The annual meeting of the American Urological Association (AUA) not only presents the newest therapies coming out but showcases the latest in how treatments are being used in the real world, said Stephen Freedland, MD, of Cedars Sinai.
The latest therapies for prostate cancer and how treatments are being used in the real world are on display at the annual meeting of the American Urological Association (AUA), said Stephen Freedland, MD, director of the Center for Integrated Research in Cancer and Lifestyle at Cedars Sinai.
Freedland also provided a preview of 2 of his presentations. The first highlighted the findings of the phase 3 EMBARK trial, which evaluated patients’ prostate-specific antigen (PSA) to guide the decision to stop treatment or reinitiate it. The second discusses treatment sequencing and survival of localized or locally advanced prostate cancer in the real world.
Transcript
What are you looking forward to at this year's AUA meeting?
AUA is kind of our central meeting in urology, certainly in the US. So, it's always a great opportunity to see colleagues, connect with people again, and kind of see what the latest is going on. There have been a lot of advances—I specialize in prostate cancer and new therapies have come out. And I'm always curious to know how they're actually being used in the real world, which is something we see at this meeting—kind of the latest updates of what's actually happening in the real world. I'm excited to see that.
Can you provide a high-level overview of the EMBARK findings you will be presenting regarding the use of prostate-specific antigen as a guide for suspending reinitiating treatment in patients with high-risk biochemically recurrent prostate cancer?
As a high-level overview, EMBARK was a phase 3 global randomized trial of enzalutamide [and leuprolide] combination, enzalutamide alone, vs ADT [androgen deprivation therapy] alone for patients with high-risk biochemical recurrence. One of the unique criteria about it was patients got 9 months of treatment, and if they had a good PSA response, then they're able to stop treatment. That's just the study design.
We know a lot of patients did get that treatment suspension, more so on the enzalutamide arms, but the question is: we checked PSA at week 36 to determine whether you could get a treatment suspension, but the question is, could you do it even earlier? And the short answer is that the PSA responses tend to be pretty robust, pretty quickly. That's kind of a high-level take home.
Is PSA being used to guide treatment decisions in the real-world or is this just being studied in trials, like minimal residual disease?
I think residual PSA can, in some ways, be thought of as minimal residual disease. And I think more and more, the question is: we've given it [the disease] some aggressive treatment, and you get a really, really good response—the PSA is nice and low—can I stop the treatment or not?

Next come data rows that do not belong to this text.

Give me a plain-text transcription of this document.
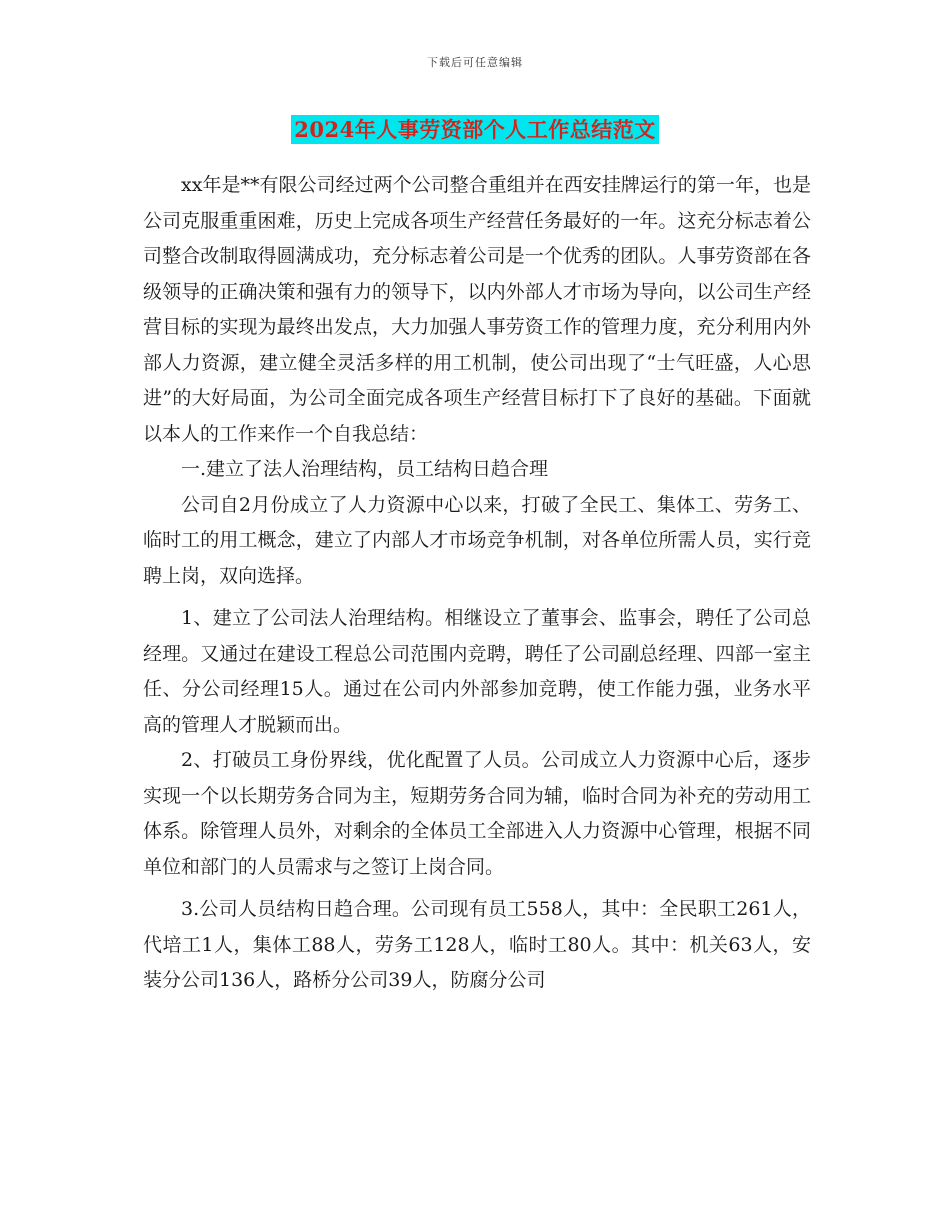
下载后可任意编辑
2024年人事劳资部个人工作总结范文

xx年是**有限公司经过两个公司整合重组并在西安挂牌运行的第一年，也是公司克服重重困难，历史上完成各项生产经营任务最好的一年。这充分标志着公司整合改制取得圆满成功，充分标志着公司是一个优秀的团队。人事劳资部在各级领导的正确决策和强有力的领导下，以内外部人才市场为导向，以公司生产经营目标的实现为最终出发点，大力加强人事劳资工作的管理力度，充分利用内外部人力资源，建立健全灵活多样的用工机制，使公司出现了“士气旺盛，人心思进”的大好局面，为公司全面完成各项生产经营目标打下了良好的基础。下面就以本人的工作来作一个自我总结：

一.建立了法人治理结构，员工结构日趋合理

公司自2月份成立了人力资源中心以来，打破了全民工、集体工、劳务工、临时工的用工概念，建立了内部人才市场竞争机制，对各单位所需人员，实行竞聘上岗，双向选择。

1、建立了公司法人治理结构。相继设立了董事会、监事会，聘任了公司总经理。又通过在建设工程总公司范围内竞聘，聘任了公司副总经理、四部一室主任、分公司经理15人。通过在公司内外部参加竞聘，使工作能力强，业务水平高的管理人才脱颖而出。

2、打破员工身份界线，优化配置了人员。公司成立人力资源中心后，逐步实现一个以长期劳务合同为主，短期劳务合同为辅，临时合同为补充的劳动用工体系。除管理人员外，对剩余的全体员工全部进入人力资源中心管理，根据不同单位和部门的人员需求与之签订上岗合同。

3.公司人员结构日趋合理。公司现有员工558人，其中：全民职工261人，代培工1人，集体工88人，劳务工128人，临时工80人。其中：机关63人，安装分公司136人，路桥分公司39人，防腐分公司
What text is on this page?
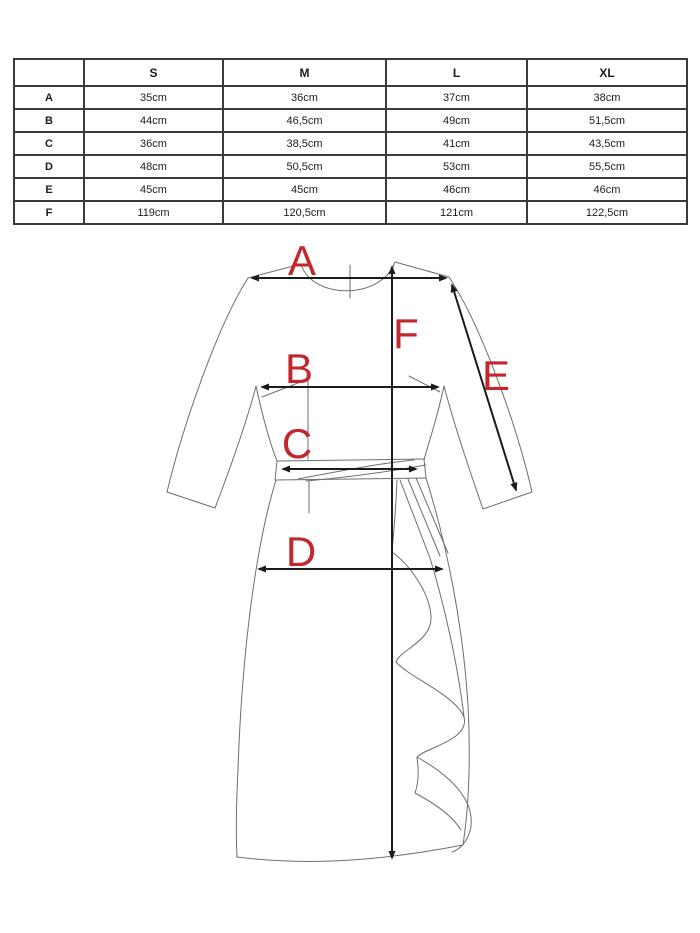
	S	M	L	XL
A	35cm	36cm	37cm	38cm
B	44cm	46,5cm	49cm	51,5cm
C	36cm	38,5cm	41cm	43,5cm
D	48cm	50,5cm	53cm	55,5cm
E	45cm	45cm	46cm	46cm
F	119cm	120,5cm	121cm	122,5cm
A
B
C
D
E
F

And EMBARK was specifically designed to stop treatment if you got a good response at 36 weeks. It seems to work; we don't know that that's necessarily the best time to do it. We don't know whether you should do it multiple times. There's a lot of questions that come out of it. Could you have done this even shorter than 36 weeks? What happens if you'd waited longer? So that's where I think we need to start to see how this is used in the real world, but a lot of people are making treatment decisions based upon PSA and PSA responses. So, it is being used in the real world.
What can attendees expect to walk away with from your presentation on real-world treatment sequence and survival in localized or locally advanced prostate cancer?
In this study, we looked at claims or medical records on a huge number of people between the two—over 100,000 people with prostate cancer—and basically saw what happened in them over time. What percent get biochemical recurrence, what [percent] die without progressing, what percent go on to get metastatic disease, and it really is just helping us understand the disease state of prostate cancer better.